Não demorou muito para que a corretora decidisse criar um grupo no WhatsApp para que as mães pudessem se acolher e trocar experiências sobre o tratamento dos filhos.
"Com o grupo, a gente não precisava esperar pelos encontros quinzenais para conversar. Lá fazemos esse acolhimento principalmente das mães que acabaram de receber o diagnóstico dos filhos. Acho essencial essa troca, porque no começo a gente não sabe nem o que perguntar para o médico na consulta", diz.

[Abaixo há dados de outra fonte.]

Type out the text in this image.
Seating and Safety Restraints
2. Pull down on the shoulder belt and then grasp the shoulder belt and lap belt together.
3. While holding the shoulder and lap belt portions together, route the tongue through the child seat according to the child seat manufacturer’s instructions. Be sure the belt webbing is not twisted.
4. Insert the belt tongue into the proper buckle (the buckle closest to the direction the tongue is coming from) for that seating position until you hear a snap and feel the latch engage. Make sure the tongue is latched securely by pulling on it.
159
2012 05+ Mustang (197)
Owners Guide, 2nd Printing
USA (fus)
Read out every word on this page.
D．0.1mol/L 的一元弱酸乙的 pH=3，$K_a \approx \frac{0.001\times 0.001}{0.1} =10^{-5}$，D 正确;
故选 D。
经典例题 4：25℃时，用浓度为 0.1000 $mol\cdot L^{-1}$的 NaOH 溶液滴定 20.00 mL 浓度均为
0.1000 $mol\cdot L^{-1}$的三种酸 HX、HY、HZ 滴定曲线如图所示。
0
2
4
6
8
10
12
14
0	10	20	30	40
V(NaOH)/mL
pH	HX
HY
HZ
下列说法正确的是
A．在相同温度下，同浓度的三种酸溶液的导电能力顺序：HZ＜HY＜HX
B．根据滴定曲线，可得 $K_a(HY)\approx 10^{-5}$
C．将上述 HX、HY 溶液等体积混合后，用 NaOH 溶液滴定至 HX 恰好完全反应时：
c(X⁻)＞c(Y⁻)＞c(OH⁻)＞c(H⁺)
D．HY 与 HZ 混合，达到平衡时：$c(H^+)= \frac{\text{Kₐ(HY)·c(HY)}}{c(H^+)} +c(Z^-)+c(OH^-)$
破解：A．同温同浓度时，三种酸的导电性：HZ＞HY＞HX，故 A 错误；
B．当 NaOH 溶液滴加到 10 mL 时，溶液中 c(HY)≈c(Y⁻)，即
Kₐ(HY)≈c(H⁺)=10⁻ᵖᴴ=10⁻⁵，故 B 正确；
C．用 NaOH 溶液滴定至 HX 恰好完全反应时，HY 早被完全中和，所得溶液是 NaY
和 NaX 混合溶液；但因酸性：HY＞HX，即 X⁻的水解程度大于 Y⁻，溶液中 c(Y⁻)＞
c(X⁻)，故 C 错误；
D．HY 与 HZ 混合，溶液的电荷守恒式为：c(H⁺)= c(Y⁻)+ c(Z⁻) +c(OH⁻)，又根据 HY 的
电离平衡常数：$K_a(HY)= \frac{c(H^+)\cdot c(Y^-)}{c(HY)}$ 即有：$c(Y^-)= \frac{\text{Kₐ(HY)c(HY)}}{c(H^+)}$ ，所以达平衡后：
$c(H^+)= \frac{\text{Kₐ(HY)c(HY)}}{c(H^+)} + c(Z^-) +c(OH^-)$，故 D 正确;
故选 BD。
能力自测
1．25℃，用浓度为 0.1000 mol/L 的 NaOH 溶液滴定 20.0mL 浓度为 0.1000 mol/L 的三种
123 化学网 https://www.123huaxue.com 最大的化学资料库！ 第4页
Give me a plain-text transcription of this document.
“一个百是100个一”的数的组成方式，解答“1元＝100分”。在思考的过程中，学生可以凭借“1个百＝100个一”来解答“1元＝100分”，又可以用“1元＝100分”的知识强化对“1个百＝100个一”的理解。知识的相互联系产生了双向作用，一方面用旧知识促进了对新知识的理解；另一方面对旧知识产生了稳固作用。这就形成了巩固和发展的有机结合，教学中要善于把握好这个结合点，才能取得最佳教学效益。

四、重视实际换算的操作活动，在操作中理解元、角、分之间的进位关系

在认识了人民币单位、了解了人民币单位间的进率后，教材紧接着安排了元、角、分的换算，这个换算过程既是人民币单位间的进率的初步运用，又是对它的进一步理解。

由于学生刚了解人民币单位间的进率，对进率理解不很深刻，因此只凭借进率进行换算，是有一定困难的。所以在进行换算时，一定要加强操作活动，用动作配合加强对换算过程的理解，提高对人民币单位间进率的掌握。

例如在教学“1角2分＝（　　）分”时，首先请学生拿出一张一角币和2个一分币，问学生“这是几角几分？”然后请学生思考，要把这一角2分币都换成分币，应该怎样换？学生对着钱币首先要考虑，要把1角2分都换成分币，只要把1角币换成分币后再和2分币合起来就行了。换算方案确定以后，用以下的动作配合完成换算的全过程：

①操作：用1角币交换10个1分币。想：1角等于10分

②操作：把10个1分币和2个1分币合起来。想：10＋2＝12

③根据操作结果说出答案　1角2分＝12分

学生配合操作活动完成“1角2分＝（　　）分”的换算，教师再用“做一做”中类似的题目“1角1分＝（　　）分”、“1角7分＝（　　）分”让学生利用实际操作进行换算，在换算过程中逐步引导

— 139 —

Graças ao cuidado da mãe, Arthur teve uma infância comum, praticou diversas modalidades de esporte e hoje, com 17 anos, se prepara para prestar vestibular. "Agora estou na fase da autonomia dele, tenho que respeitar a individualidade e o conhecimento que ele também adquiriu sobre o tratamento", diz Aureloyse.
Dicas aos familiares do paciente diabético:
Promova uma alimentação saudável;
Estimule a prática de atividade física;
Ofereça apoio emocional;
Lembre o paciente de fazer a administração correta dos medicamentos;
Incentive a frequência nas consultas médicas e nutricionais.
O que é diabetes?
É uma condição de saúde que ocorre quando o corpo não consegue produzir insulina suficiente ou não a utiliza adequadamente. A insulina é um hormônio essencial para converter glicose (açúcar) em energia. Sem esse processo eficiente, a glicose se acumula na corrente sanguínea, resultando em níveis elevados de açúcar no sangue, uma característica distintiva do diabetes.
A doença, que atinge atinge 10,2% da população brasileira, conforme dados da pesquisa Vigitel Brasil 2023 (Vigilância de Fatores de Risco e Proteção para Doenças Crônicas por Inquérito Telefônico), tem dois tipos:
Tipo 1: ocorre quando o sistema imunológico ataca as células produtoras de insulina no pâncreas e seu aparecimento decorre de fatores genéticos e ambientais. Geralmente, os sintomas aparecem ainda na infância.
Tipo 2: desenvolve-se quando o corpo não produz insulina suficiente ou não a utiliza adequadamente. Frequentemente decorre de hábitos de vida, como dieta inadequada e falta de exercício. Fatores como histórico familiar, obesidade e idade avançada também aumentam o risco de desenvolver diabetes tipo 2.
Os sintomas da doença variam, mas incluem sede excessiva, aumento da frequência urinária, fome constante, perda de peso não intencional, fadiga e visão turva. Identificar esses sinais precocemente é crucial para um diagnóstico e tratamento eficazes.
Fontes: Rafael Marques, psicólogo clínico e voluntário na ADIABC; Ticiane Bovi, nutricionista, doutora em ciências médicas pela Unicamp e professora da Faculdade de Medicina da USP; Wellington Santana da Silva Junior, endocrinologista, professor da UFMA (Universidade Federal do Maranhão), diretor do Departamento de Diabetes da Sociedade Brasileira de Endocrinologia e Metabologia e diretor do Departamento de diabetes tipo 1 da Sociedade Brasileira de Diabetes.